La tendencia humana es la vida, sostenerla a pesar de las dificultades, la tragedia, el dolor, el trauma. Sin embargo, en los últimos años la tasa de suicidios ha crecido de forma alarmante en  nuestro país, alcanzando vergonzosos primeros lugares en los países de la OCDE.

Nos hemos salido de la norma poblacional, lo que implica un factor crítico en la estructura de nuestra cultura socio económica y educativa que debe ser revisada, ya que la respuesta a la vida no es la esperanza, si no “el sin sentido”, la depresión, el individualismo, la falta de tolerancia emocional para resistir la angustia, el dolor, el estrés.

La decisión individual de morir debe entenderse en un contexto cultural en función de los estándares de éxito, de la educación orientada a conocimientos sin soporte relacional, al mal uso de la tecnología cuando reemplaza la crianza y la contención afectiva. Todo lo contrario a lo que necesitamos para amar la vida: soporte social, recursos afectivos, trabajo con sentido, un amar bien entendido, encuentros cara a cara que den la oportunidad de resolver el conflicto y contener la angustia. Espacios que abran las oportunidades de pedir ayuda.

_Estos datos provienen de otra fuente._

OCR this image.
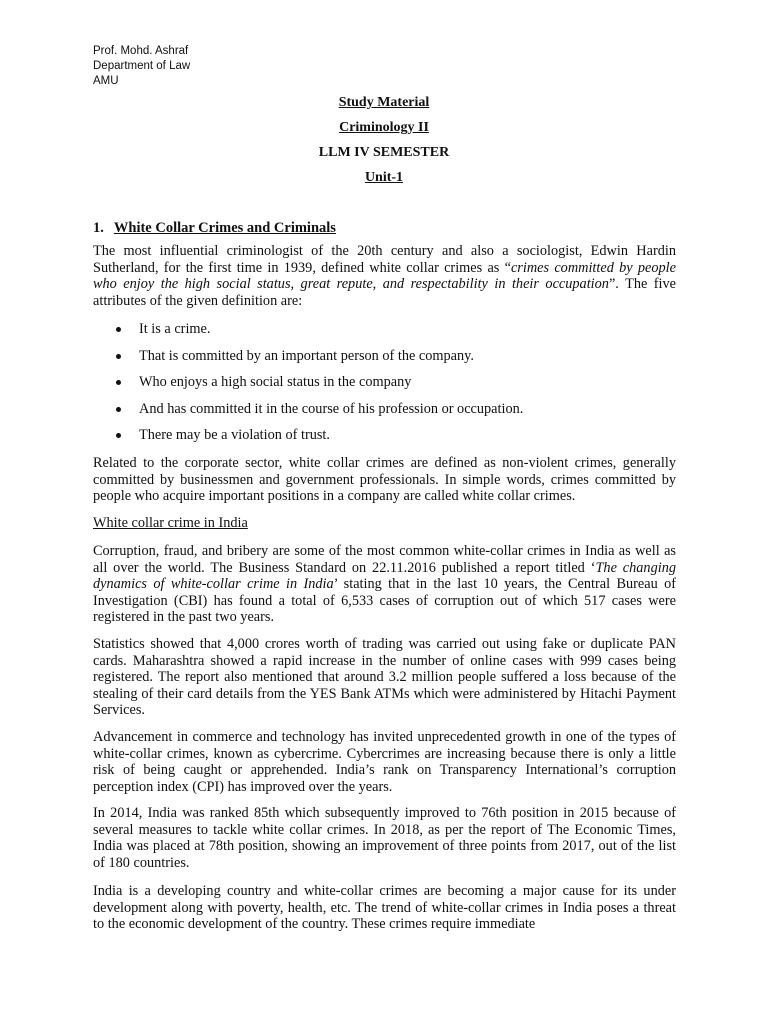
Prof. Mohd. Ashraf
Department of Law
AMU
Study Material
Criminology II
LLM IV SEMESTER
Unit-1
1. White Collar Crimes and Criminals

The most influential criminologist of the 20th century and also a sociologist, Edwin Hardin Sutherland, for the first time in 1939, defined white collar crimes as “crimes committed by people who enjoy the high social status, great repute, and respectability in their occupation”. The five attributes of the given definition are:

It is a crime.
That is committed by an important person of the company.
Who enjoys a high social status in the company
And has committed it in the course of his profession or occupation.
There may be a violation of trust.

Related to the corporate sector, white collar crimes are defined as non-violent crimes, generally committed by businessmen and government professionals. In simple words, crimes committed by people who acquire important positions in a company are called white collar crimes.

White collar crime in India

Corruption, fraud, and bribery are some of the most common white-collar crimes in India as well as all over the world. The Business Standard on 22.11.2016 published a report titled ‘The changing dynamics of white-collar crime in India’ stating that in the last 10 years, the Central Bureau of Investigation (CBI) has found a total of 6,533 cases of corruption out of which 517 cases were registered in the past two years.

Statistics showed that 4,000 crores worth of trading was carried out using fake or duplicate PAN cards. Maharashtra showed a rapid increase in the number of online cases with 999 cases being registered. The report also mentioned that around 3.2 million people suffered a loss because of the stealing of their card details from the YES Bank ATMs which were administered by Hitachi Payment Services.

Advancement in commerce and technology has invited unprecedented growth in one of the types of white-collar crimes, known as cybercrime. Cybercrimes are increasing because there is only a little risk of being caught or apprehended. India’s rank on Transparency International’s corruption perception index (CPI) has improved over the years.

In 2014, India was ranked 85th which subsequently improved to 76th position in 2015 because of several measures to tackle white collar crimes. In 2018, as per the report of The Economic Times, India was placed at 78th position, showing an improvement of three points from 2017, out of the list of 180 countries.

India is a developing country and white-collar crimes are becoming a major cause for its under development along with poverty, health, etc. The trend of white-collar crimes in India poses a threat to the economic development of the country. These crimes require immediate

Si bien hay que aprender a hablar de la muerte y la vida, sensibilizarnos con el otro para apoyar el sentido de vida, no es suficiente. Para parar esta cifra crítica que grita en los espacios públicos, se requiere pensar y cambiar la forma en que estamos viviendo, redefinir valores, retomar el encuentro y el esfuerzo de las relaciones.

El suicidio no solo se lleva al que término con su vida, si no que se lleva parte del que queda vivo, que se pregunta en qué fallé. Me parece que ha llegado la hora de preguntarse socialmente ¿En qué fallamos?